The poem’s broader critical reception was more mixed. In her review of the poem for T.P.’s Weekly, the writer Rebecca West described the poem as having ‘the least chance of survival’ since, while ‘a very fine achievement’ it neither gives ‘intense pleasure’ nor ‘extend[s] our knowledge of reality by making explicit a certain phase of our experience’.

==The Land in Orlando==
Virginia Woolf satirises The Land in her novel Orlando: A Biography, whose central protagonist is partially based on Sackville-West, who was her lover during the 1920s. Orlando is described as working on a poem entitled ‘The Oak Tree’, which the novel presents as having ‘nothing of the modern spirit’ but nonetheless winning a popular literary award.
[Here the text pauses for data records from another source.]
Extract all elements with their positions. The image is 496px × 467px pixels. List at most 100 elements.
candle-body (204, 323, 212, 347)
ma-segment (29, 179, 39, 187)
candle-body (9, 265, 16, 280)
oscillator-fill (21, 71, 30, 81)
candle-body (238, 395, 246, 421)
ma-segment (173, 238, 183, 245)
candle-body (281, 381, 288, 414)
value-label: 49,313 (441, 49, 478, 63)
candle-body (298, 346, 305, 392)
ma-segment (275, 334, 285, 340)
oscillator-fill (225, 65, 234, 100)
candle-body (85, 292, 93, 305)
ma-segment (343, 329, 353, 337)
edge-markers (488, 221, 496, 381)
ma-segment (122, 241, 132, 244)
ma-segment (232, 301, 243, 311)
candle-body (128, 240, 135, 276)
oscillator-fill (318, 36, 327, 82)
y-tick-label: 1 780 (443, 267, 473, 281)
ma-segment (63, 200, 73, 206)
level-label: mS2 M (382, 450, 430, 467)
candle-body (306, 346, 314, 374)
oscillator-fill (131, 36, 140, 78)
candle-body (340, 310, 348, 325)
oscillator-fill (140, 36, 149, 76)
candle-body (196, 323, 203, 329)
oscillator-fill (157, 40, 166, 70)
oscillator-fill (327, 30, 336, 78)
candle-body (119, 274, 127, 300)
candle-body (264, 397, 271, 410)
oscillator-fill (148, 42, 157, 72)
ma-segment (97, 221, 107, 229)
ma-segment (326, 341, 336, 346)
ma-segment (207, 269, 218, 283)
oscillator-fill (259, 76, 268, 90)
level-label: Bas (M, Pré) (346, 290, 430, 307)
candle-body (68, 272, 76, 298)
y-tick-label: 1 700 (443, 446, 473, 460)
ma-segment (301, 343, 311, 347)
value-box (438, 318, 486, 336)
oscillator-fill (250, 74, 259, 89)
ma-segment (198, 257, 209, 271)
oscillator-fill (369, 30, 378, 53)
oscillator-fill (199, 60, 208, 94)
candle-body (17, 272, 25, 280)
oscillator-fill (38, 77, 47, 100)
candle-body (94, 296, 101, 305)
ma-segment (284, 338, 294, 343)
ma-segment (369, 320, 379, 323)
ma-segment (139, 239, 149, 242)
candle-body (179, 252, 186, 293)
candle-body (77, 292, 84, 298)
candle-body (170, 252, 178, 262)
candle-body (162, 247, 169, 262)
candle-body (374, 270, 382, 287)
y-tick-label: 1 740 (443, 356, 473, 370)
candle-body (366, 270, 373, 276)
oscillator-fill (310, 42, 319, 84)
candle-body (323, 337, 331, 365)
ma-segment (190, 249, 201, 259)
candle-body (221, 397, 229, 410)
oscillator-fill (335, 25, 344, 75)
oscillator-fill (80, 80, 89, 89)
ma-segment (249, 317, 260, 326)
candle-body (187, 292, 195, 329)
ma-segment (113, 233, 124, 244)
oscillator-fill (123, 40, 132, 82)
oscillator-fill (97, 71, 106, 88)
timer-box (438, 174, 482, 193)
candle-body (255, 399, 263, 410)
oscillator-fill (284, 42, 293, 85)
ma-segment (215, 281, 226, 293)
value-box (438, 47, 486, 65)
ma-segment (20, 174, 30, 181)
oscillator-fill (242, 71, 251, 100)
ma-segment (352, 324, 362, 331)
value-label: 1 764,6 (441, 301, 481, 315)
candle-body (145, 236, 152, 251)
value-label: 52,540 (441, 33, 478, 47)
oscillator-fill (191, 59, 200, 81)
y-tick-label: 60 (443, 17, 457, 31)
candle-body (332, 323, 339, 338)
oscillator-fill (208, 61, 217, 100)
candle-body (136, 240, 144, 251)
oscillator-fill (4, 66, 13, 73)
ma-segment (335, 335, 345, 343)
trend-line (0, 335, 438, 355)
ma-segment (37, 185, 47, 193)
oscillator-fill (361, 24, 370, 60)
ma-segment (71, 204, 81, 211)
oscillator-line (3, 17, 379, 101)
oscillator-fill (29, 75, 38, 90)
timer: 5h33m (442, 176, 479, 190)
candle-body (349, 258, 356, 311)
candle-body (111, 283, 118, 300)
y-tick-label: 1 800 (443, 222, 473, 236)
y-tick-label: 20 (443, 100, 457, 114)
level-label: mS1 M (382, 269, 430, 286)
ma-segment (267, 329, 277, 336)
Later, when Orlando tries to bury the poem at the base of the oak tree which inspired it, Woolf writes that it was “a return to the land of what the land has given me”.

Many critics have picked up on this intertextual dimension and seen it as reflecting Woolf’s ambivalence towards Sackville-West’s literary output.

==Sources==
Bazargan, Susan. 'The Uses of the Land: Vita Sackville-West's Pastoral Writings and Virginia Woolf's "Orlando".' Woolf Studies Annual 5 (1999).

Blyth, Ian. 'A Sort of English Georgics: Vita Sackville-West’s The Land. Forum for Modern Language Studies 45.1 (2008).

Glendinning, Victorian. Vita: The Life of Sackville West. 1983. London: Penguin Books

Raitt, Suzanne. Vita and Virginia: The Work and Friendship of V. Sackville‑West and Virginia Woolf. 1993. Cambridge: Cambridge U.P.

West, Rebecca. 'The Poetry of 1927'. T.P.'s Weekly (7 Jan 1928).